The classic novel has been taught in schools for decades, you may have even read it in your sophomore english class, or seen the film starring Gregory Peck. Now, you can experience To Kill a Mockingbird in a whole new way, starting Dec. 10 in the Upstairs Theatre.

Aaron Carney, Stagecraft teacher and the show’s director, says that while the overall plot of the play stays true to the novel, the ETHS stage production will bring several new changes to the story.

“Our play will feel less like a memory, and more like something new that is currently unfolding in front of the audience; while the novel has a much more reflective feeling,” says Carney, “Our adaptation allows audience members to connect with the characters and

plot of the story on a deeper level than is possible when reading of the events.”

When reading a story such as To Kill a Mockingbird, the reader is given a chance to imagine the setting of the story as he/she pleases, however when viewing a play, the task of setting the show is left entirely to the crew of the production.
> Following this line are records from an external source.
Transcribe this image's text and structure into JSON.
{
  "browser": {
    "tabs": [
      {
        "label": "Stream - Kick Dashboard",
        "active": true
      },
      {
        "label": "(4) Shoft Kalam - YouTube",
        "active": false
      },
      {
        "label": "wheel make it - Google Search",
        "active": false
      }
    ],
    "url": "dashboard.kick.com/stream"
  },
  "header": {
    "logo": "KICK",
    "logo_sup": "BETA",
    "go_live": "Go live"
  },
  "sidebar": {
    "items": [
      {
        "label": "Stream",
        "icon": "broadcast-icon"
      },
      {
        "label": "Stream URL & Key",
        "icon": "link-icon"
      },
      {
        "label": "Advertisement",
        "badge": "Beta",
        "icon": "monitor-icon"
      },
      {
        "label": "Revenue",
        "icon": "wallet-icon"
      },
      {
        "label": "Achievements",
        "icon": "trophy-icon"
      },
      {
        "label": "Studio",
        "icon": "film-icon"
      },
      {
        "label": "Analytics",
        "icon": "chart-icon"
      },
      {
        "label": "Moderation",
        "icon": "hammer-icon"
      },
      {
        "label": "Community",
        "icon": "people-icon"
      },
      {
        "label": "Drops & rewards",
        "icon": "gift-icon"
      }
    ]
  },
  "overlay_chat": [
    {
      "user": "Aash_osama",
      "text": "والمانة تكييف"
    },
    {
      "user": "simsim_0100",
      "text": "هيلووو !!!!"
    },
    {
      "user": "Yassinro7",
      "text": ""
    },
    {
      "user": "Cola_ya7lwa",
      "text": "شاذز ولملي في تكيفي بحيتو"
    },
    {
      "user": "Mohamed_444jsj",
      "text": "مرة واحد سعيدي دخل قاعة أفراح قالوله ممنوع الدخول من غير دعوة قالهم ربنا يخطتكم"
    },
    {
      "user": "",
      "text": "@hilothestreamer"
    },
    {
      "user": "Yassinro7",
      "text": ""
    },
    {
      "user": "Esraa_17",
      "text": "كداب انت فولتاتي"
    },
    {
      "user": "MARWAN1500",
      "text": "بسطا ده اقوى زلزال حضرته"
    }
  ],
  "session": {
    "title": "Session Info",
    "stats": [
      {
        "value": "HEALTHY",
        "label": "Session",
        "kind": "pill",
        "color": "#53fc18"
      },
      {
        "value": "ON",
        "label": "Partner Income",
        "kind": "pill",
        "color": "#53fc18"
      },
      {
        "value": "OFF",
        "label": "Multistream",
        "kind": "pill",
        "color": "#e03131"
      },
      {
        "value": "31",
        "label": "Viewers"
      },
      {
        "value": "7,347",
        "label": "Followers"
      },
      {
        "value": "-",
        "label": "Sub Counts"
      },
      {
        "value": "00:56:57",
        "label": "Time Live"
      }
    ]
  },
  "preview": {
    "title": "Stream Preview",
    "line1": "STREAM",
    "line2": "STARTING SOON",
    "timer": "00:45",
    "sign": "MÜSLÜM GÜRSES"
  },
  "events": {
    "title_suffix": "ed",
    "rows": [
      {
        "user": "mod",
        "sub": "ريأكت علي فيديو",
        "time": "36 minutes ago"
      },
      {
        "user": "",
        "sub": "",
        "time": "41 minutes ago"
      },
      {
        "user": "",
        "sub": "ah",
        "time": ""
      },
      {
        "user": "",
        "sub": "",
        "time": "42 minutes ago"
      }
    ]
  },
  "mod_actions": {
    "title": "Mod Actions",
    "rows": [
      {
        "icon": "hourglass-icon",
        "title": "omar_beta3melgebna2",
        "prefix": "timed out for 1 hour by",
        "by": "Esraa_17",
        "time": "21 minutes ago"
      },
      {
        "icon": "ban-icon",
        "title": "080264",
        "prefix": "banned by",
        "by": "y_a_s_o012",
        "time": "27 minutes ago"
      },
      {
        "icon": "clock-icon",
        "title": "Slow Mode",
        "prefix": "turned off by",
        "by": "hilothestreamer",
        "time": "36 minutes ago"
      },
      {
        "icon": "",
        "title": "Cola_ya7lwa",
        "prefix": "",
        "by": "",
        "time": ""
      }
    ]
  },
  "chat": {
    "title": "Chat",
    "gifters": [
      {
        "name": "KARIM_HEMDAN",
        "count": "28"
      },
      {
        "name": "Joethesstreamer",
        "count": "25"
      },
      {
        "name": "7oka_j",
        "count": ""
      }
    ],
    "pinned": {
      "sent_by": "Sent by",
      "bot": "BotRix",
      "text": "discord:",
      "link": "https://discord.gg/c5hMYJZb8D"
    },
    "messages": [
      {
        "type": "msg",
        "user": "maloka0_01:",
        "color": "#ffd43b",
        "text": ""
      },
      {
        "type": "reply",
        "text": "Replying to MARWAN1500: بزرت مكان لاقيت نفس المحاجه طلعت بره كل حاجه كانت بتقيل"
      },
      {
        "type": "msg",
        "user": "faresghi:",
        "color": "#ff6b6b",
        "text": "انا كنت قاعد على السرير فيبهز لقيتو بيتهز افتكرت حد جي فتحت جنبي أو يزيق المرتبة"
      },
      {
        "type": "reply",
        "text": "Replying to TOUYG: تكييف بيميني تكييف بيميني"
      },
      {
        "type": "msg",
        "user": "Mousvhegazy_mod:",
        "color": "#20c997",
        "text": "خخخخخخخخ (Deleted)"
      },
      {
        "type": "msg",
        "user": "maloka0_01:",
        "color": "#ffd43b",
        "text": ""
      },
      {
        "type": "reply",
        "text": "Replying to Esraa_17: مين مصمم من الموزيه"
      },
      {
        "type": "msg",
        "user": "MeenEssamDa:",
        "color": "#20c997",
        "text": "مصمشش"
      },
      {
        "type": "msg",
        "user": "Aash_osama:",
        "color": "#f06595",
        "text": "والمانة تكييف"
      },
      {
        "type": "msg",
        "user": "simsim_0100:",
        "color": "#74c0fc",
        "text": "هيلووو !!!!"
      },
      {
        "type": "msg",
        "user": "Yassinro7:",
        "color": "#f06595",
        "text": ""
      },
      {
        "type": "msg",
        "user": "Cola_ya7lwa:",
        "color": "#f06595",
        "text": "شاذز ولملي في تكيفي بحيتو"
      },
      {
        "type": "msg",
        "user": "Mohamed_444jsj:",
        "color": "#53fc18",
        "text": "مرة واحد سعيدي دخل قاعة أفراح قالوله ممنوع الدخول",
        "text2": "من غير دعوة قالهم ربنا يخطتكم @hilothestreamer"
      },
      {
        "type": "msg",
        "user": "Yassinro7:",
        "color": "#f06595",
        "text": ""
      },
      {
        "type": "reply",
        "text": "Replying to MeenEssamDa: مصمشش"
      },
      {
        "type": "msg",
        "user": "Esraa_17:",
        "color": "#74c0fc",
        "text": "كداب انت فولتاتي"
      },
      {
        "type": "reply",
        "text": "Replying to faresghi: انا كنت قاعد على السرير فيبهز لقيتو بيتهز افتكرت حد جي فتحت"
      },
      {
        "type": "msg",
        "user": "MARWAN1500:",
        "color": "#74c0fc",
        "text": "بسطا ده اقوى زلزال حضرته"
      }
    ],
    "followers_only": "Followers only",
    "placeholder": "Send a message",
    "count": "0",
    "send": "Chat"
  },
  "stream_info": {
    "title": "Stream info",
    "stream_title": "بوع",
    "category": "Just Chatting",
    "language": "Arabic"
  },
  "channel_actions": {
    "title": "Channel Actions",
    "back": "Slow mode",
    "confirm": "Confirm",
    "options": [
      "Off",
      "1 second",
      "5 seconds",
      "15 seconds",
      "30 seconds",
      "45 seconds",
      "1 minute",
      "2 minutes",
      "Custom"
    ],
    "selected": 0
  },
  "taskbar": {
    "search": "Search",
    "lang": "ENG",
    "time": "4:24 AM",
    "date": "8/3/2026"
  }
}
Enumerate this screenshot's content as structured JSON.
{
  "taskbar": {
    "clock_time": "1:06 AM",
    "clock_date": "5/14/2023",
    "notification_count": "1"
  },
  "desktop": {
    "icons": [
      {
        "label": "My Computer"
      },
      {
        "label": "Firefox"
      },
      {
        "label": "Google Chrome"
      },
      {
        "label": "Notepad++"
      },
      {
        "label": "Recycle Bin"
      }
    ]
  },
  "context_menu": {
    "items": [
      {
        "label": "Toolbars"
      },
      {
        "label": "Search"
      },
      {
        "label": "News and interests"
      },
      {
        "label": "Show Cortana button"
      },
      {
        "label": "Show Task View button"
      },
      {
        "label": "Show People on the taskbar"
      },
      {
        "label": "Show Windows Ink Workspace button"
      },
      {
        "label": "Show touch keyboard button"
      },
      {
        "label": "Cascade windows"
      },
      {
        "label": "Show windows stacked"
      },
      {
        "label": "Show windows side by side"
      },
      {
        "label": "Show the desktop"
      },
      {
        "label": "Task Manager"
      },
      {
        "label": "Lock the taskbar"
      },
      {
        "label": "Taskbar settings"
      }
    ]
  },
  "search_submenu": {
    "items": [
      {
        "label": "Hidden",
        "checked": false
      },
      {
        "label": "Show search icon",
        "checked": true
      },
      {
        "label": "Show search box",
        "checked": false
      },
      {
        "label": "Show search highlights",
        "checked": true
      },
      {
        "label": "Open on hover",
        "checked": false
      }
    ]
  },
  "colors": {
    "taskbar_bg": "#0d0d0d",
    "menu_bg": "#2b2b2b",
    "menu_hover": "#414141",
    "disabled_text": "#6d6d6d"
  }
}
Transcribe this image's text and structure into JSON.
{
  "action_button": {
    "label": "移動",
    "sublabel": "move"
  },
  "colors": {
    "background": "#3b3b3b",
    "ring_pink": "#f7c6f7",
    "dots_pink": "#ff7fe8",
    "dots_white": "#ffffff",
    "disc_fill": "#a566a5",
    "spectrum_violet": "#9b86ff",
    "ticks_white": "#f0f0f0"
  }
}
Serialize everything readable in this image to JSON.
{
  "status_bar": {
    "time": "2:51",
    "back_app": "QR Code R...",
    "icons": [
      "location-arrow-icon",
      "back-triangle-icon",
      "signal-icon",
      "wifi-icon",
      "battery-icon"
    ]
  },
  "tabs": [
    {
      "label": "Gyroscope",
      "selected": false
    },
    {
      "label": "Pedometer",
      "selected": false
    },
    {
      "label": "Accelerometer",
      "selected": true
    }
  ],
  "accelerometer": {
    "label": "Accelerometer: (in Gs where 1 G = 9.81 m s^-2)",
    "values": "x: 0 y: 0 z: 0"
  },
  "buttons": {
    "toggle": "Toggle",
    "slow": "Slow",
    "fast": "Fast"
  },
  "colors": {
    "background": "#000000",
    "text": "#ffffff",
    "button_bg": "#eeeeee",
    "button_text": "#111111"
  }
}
According to Carney, the play will feature an ambiguous set consisting of platforms and stairs, representing various things, such as porches or the courtroom. Carney adds that lighting changes will play a major role in showing setting and the passing of time in the play.

The play will not only allow audience members to visualize the events of the story, it will provide an entirely new perspective on the events of the novel. The story, originally written as a novel in 1960 by Harper Lee, tells a tale of racial prejudice, social injustice and self identification. The original text version of the story is told from the perspective of a grown of version of the main character of the story, Scout, while the stage adaptation will be told from the perspective of Miss Maudie, the elderly neighbor of Scout’s family. This change of narration to the story is not the only change being added to the plot, the story of To Kill a Mockingbird unfolds over the course of one summer in the play, compared to the three year span that is filled in the novel. In addition to change of timeline, the play allows for a much wider array of characters.

“The novel features around 10 main characters, with somewhere around 30 supporting characters, but the play has 18 significant roles written into the script,” says Carney “This allows for the story to be played out in the most in depth fashion as possible on stage.”

Carney adds that the ability to cast a large number of roles in the show (23 additional cast members make up the ensemble for the show) made the play an obvious choice to be performed, in addition to the show’s relevancy with the curriculum of English classes at the school.

Gavin Farrow, senior, read the novel as a part of his sophomore English class, and will be playing the role of Atticus Finch in the stage production. The show will be Farrow’s twelfth performance at ETHS, a list that includes a variety of shows, such as YAMO, Writer’s Showcase and North Star. Despite his experience in the theatre, Farrow claims that attempting to recreate the classic novel on stage has been his biggest challenge to date.

“One of the great things about the novel is the amount of subtext and deep content that still comes comes off so effortlessly in the text,” says Gavin. “Getting that same sense to be felt on stage is not an easy thing to do. We have had to spend time reading and re-reading both the novel and the script in order to understand the underlying characteristics to play in the characters, however we must still let the dialogue display the message of the play, rather than our physical showing of the characters. It’s one of the main challenges of this performance, trying to remain independent from the text when most of the dialogue is taken directly from it.”

The cast of To Kill a Mockingbird has a tough task in attempting to retell one of the most famous novels in American history; but the story will come to life, thanks to an artfully designed stage and an increased understanding of the plot, characters and themes of the story.